Only 20 pct of Vietnam's landfills are hygienic: expert

By Phan Anh   October 10, 2019 | 05:21 pm PT
Only 20 pct of Vietnam's landfills are hygienic: expert
A temporary landfill in Ha Dong District, Hanoi. Photo by VnExpress/Ngoc Thanh.
Only 20 percent of Vietnam's 660 landfills are "hygienic," according to Nguyen Huu Dung, director of the Vietnam Institute for Urban Environment and Technology.

The remaining sites could contain toxic waste like batteries and expired/discarded medicines, which leach into and contaminate groundwater, Dung said at an international conference on water management and waste treatment in Saigon this week.

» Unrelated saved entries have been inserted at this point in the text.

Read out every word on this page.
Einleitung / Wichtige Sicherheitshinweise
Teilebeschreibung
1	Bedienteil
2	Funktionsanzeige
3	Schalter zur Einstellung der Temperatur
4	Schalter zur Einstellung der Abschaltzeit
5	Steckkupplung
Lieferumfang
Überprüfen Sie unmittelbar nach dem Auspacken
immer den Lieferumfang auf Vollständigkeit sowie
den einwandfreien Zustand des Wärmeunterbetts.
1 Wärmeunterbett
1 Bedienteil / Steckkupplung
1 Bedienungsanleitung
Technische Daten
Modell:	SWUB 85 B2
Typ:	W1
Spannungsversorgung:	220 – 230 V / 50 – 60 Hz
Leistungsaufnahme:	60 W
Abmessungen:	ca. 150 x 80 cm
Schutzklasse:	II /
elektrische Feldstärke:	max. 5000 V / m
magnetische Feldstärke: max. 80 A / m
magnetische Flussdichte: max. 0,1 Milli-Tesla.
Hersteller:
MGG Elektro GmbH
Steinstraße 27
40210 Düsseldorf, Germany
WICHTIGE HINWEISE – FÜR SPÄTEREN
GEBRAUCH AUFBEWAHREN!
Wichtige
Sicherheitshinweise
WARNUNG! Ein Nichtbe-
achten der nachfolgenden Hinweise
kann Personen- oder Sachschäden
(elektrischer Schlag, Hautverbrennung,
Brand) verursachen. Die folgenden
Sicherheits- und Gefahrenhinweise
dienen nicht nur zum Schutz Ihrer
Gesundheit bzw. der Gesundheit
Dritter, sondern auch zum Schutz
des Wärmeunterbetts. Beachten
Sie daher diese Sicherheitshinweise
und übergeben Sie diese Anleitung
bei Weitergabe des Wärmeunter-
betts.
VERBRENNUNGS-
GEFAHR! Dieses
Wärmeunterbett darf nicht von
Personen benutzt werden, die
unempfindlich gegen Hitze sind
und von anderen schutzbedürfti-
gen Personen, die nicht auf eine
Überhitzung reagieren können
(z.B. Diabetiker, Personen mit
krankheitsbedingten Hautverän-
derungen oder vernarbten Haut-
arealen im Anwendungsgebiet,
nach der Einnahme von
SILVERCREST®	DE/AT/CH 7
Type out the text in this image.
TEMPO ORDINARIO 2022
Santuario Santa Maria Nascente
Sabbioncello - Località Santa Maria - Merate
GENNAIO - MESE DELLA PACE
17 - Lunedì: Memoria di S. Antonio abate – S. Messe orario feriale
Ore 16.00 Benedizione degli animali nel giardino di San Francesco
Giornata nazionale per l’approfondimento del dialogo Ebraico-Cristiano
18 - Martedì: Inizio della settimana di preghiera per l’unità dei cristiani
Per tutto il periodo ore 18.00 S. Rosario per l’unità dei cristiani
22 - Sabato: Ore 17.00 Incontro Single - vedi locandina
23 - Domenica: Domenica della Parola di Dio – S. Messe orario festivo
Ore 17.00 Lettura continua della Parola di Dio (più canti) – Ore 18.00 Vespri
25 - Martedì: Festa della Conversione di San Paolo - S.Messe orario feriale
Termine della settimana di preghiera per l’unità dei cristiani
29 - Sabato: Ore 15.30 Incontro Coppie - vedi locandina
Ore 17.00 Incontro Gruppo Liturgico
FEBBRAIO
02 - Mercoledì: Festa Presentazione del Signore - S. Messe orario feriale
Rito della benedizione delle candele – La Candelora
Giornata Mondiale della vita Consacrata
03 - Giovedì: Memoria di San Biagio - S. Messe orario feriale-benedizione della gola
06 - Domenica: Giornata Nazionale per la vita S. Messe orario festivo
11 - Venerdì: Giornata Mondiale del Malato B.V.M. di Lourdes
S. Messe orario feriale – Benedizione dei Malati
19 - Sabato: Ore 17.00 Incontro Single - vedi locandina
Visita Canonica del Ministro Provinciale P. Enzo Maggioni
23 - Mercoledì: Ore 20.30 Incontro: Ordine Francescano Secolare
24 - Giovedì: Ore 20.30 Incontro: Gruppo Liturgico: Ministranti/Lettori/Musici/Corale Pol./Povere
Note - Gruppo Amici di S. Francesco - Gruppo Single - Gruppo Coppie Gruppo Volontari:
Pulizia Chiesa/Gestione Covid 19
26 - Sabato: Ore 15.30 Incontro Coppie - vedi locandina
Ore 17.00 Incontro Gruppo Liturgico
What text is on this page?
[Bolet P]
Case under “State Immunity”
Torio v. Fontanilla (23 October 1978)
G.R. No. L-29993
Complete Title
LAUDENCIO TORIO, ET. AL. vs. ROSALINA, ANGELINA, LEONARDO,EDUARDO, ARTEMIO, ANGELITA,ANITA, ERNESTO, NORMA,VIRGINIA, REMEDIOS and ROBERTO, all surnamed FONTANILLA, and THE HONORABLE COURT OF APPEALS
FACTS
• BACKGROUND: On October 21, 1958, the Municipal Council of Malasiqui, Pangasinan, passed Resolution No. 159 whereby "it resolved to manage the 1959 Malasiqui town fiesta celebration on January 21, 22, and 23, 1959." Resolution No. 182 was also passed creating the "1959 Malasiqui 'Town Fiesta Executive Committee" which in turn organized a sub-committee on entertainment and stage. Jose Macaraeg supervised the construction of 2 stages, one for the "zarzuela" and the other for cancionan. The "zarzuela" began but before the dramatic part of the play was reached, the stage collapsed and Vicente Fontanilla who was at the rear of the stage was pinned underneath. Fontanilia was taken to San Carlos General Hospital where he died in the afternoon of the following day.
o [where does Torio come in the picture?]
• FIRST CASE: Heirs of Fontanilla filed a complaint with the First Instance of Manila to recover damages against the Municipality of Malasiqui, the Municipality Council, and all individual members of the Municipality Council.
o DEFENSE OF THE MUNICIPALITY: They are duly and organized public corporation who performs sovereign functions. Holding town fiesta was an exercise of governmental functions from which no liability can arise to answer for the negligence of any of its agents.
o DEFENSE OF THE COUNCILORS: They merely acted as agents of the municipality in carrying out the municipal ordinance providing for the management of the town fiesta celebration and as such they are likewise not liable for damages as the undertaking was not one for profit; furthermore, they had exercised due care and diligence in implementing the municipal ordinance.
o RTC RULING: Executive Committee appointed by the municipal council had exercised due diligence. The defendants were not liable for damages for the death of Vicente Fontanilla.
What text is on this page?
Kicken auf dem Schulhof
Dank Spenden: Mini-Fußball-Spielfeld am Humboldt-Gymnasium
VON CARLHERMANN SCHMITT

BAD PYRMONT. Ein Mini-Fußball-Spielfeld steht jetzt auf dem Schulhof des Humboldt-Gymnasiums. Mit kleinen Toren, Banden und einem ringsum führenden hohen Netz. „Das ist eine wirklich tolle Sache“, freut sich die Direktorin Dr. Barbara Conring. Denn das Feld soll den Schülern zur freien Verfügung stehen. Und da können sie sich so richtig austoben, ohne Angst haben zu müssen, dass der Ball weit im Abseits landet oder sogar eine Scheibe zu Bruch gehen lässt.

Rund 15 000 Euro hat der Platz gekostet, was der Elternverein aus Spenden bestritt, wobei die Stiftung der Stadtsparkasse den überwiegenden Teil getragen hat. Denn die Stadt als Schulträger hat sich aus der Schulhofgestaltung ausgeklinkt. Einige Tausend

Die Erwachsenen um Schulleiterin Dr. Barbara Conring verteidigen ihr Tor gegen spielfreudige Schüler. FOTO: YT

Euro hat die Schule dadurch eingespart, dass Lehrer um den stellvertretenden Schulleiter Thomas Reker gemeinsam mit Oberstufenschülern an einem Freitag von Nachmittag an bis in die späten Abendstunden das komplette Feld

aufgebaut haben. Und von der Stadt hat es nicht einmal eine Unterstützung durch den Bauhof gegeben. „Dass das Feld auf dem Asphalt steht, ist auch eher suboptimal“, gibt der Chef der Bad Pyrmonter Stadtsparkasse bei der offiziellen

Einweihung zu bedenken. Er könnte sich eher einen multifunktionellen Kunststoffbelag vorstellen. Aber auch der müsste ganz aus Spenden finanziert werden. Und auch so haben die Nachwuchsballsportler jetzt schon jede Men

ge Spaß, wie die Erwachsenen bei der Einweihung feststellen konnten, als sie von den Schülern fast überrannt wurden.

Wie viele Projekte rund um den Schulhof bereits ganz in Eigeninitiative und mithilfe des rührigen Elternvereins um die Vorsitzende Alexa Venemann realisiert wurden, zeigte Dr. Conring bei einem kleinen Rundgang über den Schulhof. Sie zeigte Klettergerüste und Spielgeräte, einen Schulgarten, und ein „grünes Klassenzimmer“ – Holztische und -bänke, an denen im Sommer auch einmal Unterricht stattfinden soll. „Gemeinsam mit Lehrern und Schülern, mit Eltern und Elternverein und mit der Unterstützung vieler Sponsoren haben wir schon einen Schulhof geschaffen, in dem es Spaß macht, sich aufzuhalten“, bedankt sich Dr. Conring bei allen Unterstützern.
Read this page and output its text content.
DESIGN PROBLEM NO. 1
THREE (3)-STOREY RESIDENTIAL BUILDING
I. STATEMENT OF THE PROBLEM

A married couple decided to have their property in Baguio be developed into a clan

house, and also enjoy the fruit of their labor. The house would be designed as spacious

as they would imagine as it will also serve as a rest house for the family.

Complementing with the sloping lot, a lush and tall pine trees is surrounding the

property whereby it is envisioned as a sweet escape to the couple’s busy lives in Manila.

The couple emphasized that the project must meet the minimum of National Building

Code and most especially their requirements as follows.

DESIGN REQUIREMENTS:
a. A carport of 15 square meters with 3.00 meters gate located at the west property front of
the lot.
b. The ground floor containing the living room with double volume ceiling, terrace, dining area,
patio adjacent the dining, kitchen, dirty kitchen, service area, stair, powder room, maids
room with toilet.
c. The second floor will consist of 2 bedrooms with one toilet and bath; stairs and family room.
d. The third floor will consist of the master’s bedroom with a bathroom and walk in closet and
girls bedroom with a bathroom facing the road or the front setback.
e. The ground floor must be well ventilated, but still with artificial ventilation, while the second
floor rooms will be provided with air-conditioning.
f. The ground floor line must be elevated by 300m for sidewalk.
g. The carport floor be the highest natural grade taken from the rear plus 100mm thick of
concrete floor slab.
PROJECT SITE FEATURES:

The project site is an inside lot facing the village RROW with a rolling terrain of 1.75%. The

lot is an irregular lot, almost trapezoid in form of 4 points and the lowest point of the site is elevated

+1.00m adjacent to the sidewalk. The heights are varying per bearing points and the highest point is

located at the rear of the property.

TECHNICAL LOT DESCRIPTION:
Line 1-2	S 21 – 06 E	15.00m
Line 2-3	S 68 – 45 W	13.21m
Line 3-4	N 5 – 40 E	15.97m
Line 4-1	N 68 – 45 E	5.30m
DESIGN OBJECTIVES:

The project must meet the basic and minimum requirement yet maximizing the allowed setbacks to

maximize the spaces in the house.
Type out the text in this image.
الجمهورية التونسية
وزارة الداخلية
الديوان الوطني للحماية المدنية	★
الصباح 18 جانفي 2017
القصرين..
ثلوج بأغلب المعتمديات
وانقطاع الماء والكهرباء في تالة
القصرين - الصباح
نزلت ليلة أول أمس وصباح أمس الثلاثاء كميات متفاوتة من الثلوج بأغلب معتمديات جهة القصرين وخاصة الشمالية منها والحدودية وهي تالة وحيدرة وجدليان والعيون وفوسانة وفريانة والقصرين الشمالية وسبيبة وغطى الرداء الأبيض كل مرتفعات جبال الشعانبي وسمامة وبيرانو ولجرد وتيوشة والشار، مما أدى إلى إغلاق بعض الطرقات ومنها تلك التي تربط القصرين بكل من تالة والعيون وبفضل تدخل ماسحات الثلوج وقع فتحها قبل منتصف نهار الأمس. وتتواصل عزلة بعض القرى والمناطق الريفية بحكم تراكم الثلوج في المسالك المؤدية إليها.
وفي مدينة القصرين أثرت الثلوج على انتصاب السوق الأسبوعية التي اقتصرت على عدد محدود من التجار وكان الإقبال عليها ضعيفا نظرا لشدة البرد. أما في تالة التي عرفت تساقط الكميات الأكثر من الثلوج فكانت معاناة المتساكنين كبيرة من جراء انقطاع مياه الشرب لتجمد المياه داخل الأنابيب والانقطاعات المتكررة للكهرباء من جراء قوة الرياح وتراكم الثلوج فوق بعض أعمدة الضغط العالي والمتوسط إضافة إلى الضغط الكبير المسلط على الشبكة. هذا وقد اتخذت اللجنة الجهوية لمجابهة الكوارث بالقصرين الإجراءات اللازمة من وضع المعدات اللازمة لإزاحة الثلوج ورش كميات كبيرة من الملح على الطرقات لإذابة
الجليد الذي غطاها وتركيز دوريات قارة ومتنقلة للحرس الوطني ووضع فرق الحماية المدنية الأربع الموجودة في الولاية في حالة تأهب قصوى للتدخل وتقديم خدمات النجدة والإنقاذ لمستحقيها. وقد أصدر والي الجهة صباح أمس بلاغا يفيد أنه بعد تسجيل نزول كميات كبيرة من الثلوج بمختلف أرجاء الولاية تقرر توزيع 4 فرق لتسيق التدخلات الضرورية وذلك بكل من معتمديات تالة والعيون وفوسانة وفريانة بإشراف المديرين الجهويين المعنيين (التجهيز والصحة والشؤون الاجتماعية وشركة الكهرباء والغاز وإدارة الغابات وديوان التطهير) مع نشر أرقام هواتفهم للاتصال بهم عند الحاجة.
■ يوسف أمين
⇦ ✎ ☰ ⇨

There are 200 incinerators in the country to burn trash, but most could only handle 5-10 tons a day, he said.

Vietnam's 830 cities discharge around 38,500 tons of solid waste daily or around 14 million tons a year, but only 75-80 percent of it is collected since it is done manually or semi-mechanically and technologies and policies to support the collection process are inadequate, he said.

People's failure to sort their trash poses further difficulties in sorting and collection, he added.

With 280,000 tons a year, Vietnam is among the world’s top four generators of plastic waste, according to a World Bank report.

Over 70 percent of this is buried, leading to loss of land area and pollution.

Several burial sites in major cities like Hanoi, HCMC or Da Nang are overloaded and affect people’s lives. Hanoi and HCMC each spend VND1.2-1.5 trillion ($52-65 million) a year, or around 3.5 percent of their budget, on collecting and treating waste.

At a conference in July, Nguyen Thuong Hien, head of the Vietnam Environment Administration's waste management department, had said there was no solid-waste treatment model in the country that met all technical, economic, social, and environmental requirements.